On left, Snuff Bottle, late 18th - early 19th century; rock crystal with jadeite stopper.
On right, Snuff Bottle, late 18th - early 19th century; amethyst.
On the museum website I learned that snuff, a combination of finely ground tobacco and herbs, was introduced to China by Europeans in the later 17th century; at that time the royal ateliers began to produce snuff bottles. Its use slowly spread throughout Chinese society. These exquisite bottles were highly prized. When I look at these pieces, I am amazed at the way the stone is used in such a sensitive manner so that its characteristics enhance the design.
On left, Snuff Bottle, late 18th - early 19th century; Lapis lazuli with jadeite stopper.

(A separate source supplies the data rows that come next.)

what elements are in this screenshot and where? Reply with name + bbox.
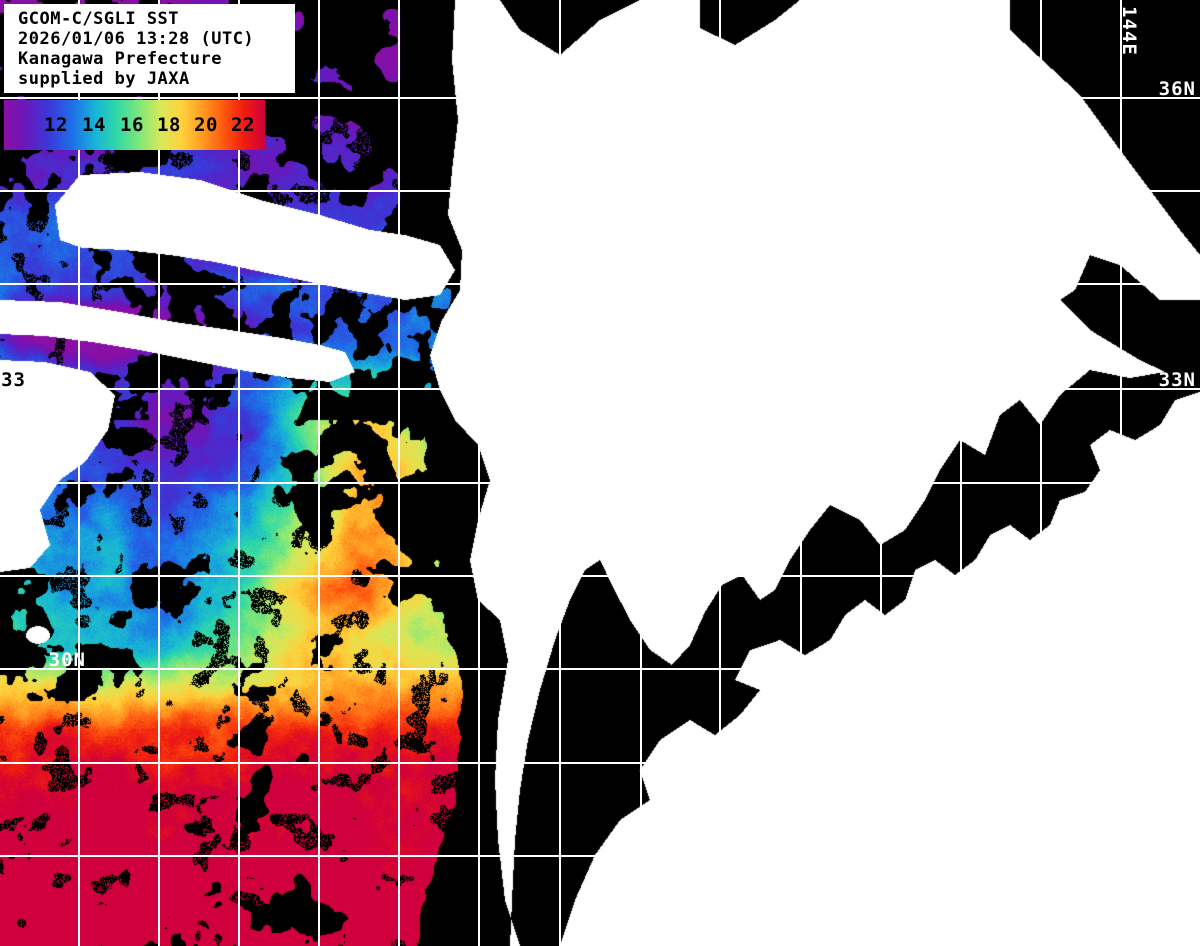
title-region-line: Kanagawa Prefecture <box>18 49 222 69</box>
colorbar-tick-12: 12 <box>44 114 68 136</box>
title-attribution-line: supplied by JAXA <box>18 69 190 89</box>
colorbar-tick-18: 18 <box>157 114 181 136</box>
colorbar-gradient <box>4 100 265 150</box>
colorbar-tick-22: 22 <box>231 114 255 136</box>
colorbar-tick-20: 20 <box>194 114 218 136</box>
colorbar-tick-16: 16 <box>120 114 144 136</box>
title-card: GCOM-C/SGLI SST 2026/01/06 13:28 (UTC) K… <box>4 4 295 93</box>
title-product-line: GCOM-C/SGLI SST <box>18 9 180 29</box>
colorbar-tick-14: 14 <box>82 114 106 136</box>
title-timestamp-line: 2026/01/06 13:28 (UTC) <box>18 29 255 49</box>
sst-colorbar: 12 14 16 18 20 22 <box>4 100 265 150</box>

On right, Snuff Bottle, late 18th - early 19th century; turquoise.
Some of the materials used were precious, as with lapis and turquoise.
Snuff Bottle, late 18th century; yellow glass with nephrite stopper.
Even glass was handled in such a way as to make it jewel like.
Snuff Bottle in the Shape of an Octagon, 19th century; red glass with coral stopper.
Although most of the bottles were curving forms, this one has clear geometric lines, its rich color ready to burst out of its confines.
Snuff Bottle with Gold Speckles, late 18th - early 19th century; blue glass with glass stopper.
This piece has the feel of a starry night, with its tiny spoon floating in space.
Snuff Bottle, late 18th century; agate with amethyst quartz stopper.
There is such elegance in the curve of the bottle and the relationship of colors. All of these bottles are quite small, from 2 to 4 inches high. This one is 3 inches.
Snuff Bottle in Simulated Realgar, late 18th century; variegated red glass with turquoise stopper.
Snuff Bottle with Mottled Surface, late 18th - early 19th century; mottled black glass with jadeite stopper.
The two pieces above have beautifully elongated shapes, and a magical use of glass.
Snuff Bottle with Image of a Tiger, 19th century; chalcedony with malachite stopper.
The natural variation of mineral color is used to great effect here....
Snuff Bottle with Swimming Fish, late 18th century; white glass with ivory and glass stopper.
....while in this piece a fish is added in green on the white surface.
Snuff Bottle, late 18th - early 19th century; rock crystal with coral and glass stopper.
This is the only bottle that was shown with a woven string for carrying; it enabled me to imagine the bottle in use. I could have spent a very long time looking at these little treasures, discovering more and more wonderful details. Sometimes the simplest of forms can provide deep pleasure.